Most NAS devices use Linux, FreeBSD or other operating systems similar to UNIX. This means that they use a UNIX style file system. Before you attempt data recovery on a NAS, you must first connect it up to a computer. To do this you will need to disassemble the NAS and then remove the internal hard drive from inside. You should then connect the drive to an IDE or SATA port on your computer. This will allow you to run data recovery programs on it like you would a normal drive.

Something like DiskInternals Raid Recovery is a good program to use. This allows you to reconstruct your RAID with just as much ease as you would a single hard disk. As well as fixing the system structures, the program will also attempt to recover files and data from the NAS. Another program that you could try is R-Studio. However, bear in mind that this program doesn’t support all the UNIX file types. It would best to see which program supports the types of files that you need to recover. The good thing is that both of these pieces of software allow you to trial them before you lay down your cash. This allows you to see how effective they might be at getting your files back.

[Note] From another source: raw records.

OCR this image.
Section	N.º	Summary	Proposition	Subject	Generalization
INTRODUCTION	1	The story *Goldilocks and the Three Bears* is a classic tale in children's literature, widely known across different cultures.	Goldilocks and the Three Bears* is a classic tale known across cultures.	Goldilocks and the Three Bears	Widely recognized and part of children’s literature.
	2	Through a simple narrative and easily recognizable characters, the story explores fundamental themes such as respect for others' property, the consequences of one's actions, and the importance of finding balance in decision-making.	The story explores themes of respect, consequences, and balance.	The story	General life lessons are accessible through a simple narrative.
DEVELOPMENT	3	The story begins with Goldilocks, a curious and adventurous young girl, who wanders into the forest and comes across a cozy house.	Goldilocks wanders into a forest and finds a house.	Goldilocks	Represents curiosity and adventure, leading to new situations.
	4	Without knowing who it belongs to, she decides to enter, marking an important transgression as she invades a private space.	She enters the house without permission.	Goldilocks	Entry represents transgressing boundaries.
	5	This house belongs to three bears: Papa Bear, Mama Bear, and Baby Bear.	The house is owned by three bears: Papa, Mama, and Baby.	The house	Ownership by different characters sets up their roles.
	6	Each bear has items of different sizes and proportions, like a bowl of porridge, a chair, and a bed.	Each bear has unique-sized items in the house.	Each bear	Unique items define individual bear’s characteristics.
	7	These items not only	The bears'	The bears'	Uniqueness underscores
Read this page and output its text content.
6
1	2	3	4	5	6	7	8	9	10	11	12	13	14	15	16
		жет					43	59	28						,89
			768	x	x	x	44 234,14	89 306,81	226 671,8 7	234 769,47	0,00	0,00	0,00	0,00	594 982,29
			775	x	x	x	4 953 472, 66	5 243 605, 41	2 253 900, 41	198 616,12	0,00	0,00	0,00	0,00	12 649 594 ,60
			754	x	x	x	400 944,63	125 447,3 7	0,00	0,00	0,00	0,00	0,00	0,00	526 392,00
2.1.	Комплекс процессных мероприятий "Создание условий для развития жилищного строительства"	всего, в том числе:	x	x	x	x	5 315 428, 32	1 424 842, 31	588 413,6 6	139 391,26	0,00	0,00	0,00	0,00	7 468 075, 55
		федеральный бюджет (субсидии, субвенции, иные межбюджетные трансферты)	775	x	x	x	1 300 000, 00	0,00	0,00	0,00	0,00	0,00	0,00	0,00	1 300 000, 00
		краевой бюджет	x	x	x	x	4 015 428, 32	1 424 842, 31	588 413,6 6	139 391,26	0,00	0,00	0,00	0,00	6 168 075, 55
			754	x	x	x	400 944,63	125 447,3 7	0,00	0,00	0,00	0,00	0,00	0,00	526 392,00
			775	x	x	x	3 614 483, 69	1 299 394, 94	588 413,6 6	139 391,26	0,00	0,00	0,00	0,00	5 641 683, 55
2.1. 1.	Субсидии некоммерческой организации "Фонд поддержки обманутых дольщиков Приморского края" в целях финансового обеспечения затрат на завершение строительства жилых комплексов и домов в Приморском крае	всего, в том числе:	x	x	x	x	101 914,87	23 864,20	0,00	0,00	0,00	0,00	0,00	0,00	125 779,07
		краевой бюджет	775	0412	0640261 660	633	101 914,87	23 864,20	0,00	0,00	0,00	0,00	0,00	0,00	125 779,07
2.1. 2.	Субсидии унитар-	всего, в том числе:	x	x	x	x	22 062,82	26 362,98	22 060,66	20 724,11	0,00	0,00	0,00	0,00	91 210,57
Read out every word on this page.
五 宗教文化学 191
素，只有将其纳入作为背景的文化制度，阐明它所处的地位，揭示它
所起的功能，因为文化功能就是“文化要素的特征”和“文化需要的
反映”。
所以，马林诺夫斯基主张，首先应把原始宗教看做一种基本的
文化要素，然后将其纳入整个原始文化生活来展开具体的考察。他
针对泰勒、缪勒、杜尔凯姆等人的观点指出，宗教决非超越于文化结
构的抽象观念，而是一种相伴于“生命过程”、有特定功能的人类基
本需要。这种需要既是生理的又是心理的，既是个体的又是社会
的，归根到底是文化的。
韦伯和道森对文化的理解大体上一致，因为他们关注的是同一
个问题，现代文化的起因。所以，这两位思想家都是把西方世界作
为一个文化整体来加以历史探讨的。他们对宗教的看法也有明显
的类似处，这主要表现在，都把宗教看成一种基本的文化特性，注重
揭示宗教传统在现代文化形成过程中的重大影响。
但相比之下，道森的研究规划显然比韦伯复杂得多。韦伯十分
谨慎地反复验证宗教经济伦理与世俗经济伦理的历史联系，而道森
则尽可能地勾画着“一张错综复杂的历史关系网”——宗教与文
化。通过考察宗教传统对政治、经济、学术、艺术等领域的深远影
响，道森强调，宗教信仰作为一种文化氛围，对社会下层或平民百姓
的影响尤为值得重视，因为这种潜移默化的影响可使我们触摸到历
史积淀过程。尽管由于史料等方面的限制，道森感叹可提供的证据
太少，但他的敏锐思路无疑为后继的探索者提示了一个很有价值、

Another program, from Runtime Software, is NAS Data Recovery. This claims that it can recover the entire contents of a broken NAS within minutes. From here you can then copy the files over to another disk. The program works on a variety of RAID arrays and drive manufacturers. According to Runtime Software, there is no data recovery background needed to use the program as all parameters needed for recovery and automatically found.

Using NAS devices are great, but like all forms of data storage they are prone to failure. That is why it is important to back up all your data consistently, especially when you are storing large amounts of it.